Objectives: The purpose of this article is to evaluate outcome in adult patients with severe respiratory failure managed with an approach using (1) limitation of end inspiratory pressure, (2) inverse ratio ventilation, (3) titration of PEEP by SvO2, (4) intermittent prone positioning, (5) limitation of FiO2, (6) diuresis, (7) transfusion, and (8) extracorporeal life support (ECLS) if patients failed to respond.
Patients and methods: This study was designed as a retrospective review in the intensive care unit of a tertiary referral hospital. One-hundred forty-one consecutive patients with hypoxic (n = 135) or hypercarbic (n = 6) respiratory failure referred for consideration of ECLS between 1990 and 1996. Overall, initial PaO2/FiO2 (P/F) ratio was 75+/-5 (median = 66).
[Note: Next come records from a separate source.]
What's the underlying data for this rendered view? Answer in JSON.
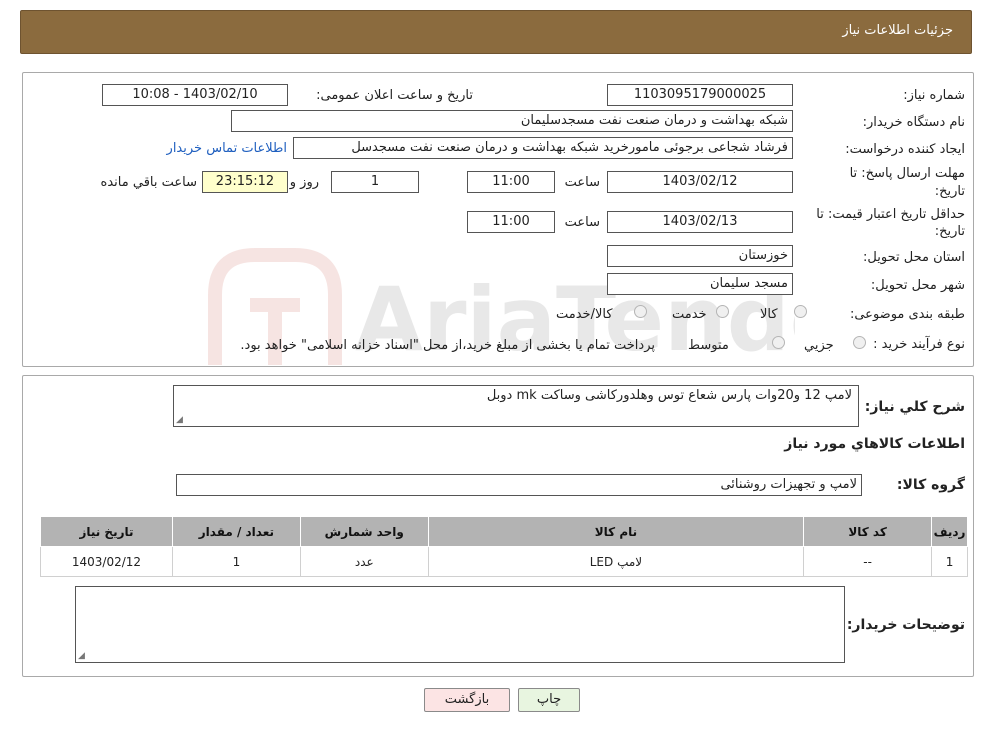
{
  "header": {
    "title": "جزئیات اطلاعات نیاز"
  },
  "form": {
    "need_number_label": "شماره نیاز:",
    "need_number": "1103095179000025",
    "announce_label": "تاریخ و ساعت اعلان عمومی:",
    "announce_value": "1403/02/10 - 10:08",
    "buyer_label": "نام دستگاه خریدار:",
    "buyer_value": "شبکه بهداشت و درمان صنعت نفت مسجدسلیمان",
    "creator_label": "ایجاد کننده درخواست:",
    "creator_value": "فرشاد شجاعی برجوئی مامورخرید شبکه بهداشت و درمان صنعت نفت مسجدسل",
    "contact_link": "اطلاعات تماس خریدار",
    "deadline_label_1": "مهلت ارسال پاسخ: تا",
    "deadline_label_2": "تاریخ:",
    "deadline_date": "1403/02/12",
    "time_label": "ساعت",
    "deadline_time": "11:00",
    "days_value": "1",
    "days_label": "روز و",
    "remaining_value": "23:15:12",
    "remaining_label": "ساعت باقي مانده",
    "validity_label_1": "حداقل تاریخ اعتبار قیمت: تا",
    "validity_label_2": "تاریخ:",
    "validity_date": "1403/02/13",
    "validity_time": "11:00",
    "province_label": "استان محل تحویل:",
    "province_value": "خوزستان",
    "city_label": "شهر محل تحویل:",
    "city_value": "مسجد سلیمان",
    "category_label": "طبقه بندی موضوعی:",
    "category_options": [
      "کالا",
      "خدمت",
      "کالا/خدمت"
    ],
    "process_label": "نوع فرآیند خرید :",
    "process_options": [
      "جزيي",
      "متوسط"
    ],
    "process_note": "پرداخت تمام یا بخشی از مبلغ خرید،از محل \"اسناد خزانه اسلامی\" خواهد بود."
  },
  "details": {
    "summary_label": "شرح کلي نياز:",
    "summary_value": "لامپ 12 و20وات پارس شعاع توس وهلدورکاشی وساکت mk دوبل",
    "goods_info_title": "اطلاعات کالاهاي مورد نياز",
    "goods_group_label": "گروه کالا:",
    "goods_group_value": "لامپ و تجهیزات روشنائی",
    "table_headers": [
      "ردیف",
      "کد کالا",
      "نام کالا",
      "واحد شمارش",
      "تعداد / مقدار",
      "تاریخ نیاز"
    ],
    "table_rows": [
      [
        "1",
        "--",
        "لامپ LED",
        "عدد",
        "1",
        "1403/02/12"
      ]
    ],
    "buyer_notes_label": "توضیحات خریدار:"
  },
  "buttons": {
    "print": "چاپ",
    "back": "بازگشت"
  },
  "colors": {
    "header": "#8b6b3e",
    "link": "#1f5fbf",
    "remaining_bg": "#ffffcc",
    "print_bg": "#e8f5e0",
    "back_bg": "#fce4e4"
  }
}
Results: Lung recovery occurred in 67% of patients and 62% survived. Forty-one patients improved without ECLS (83% survived); 100 did not and were supported with ECLS (54% survived). Survival was greater in patients cannulated within 12 hours of arrival (59%) compared with those cannulated after 12 hours (40%, P < .05). Multiple logistic regression identified age, duration of mechanical ventilation before transfer, four or more dysfunctional organs, and the requirement for ECLS as independent predictors of mortality.
Conclusions: An approach that emphasizes lung protection and early implementation of extracorporeal life support is associated with high rates of survival in patients with severe respiratory failure.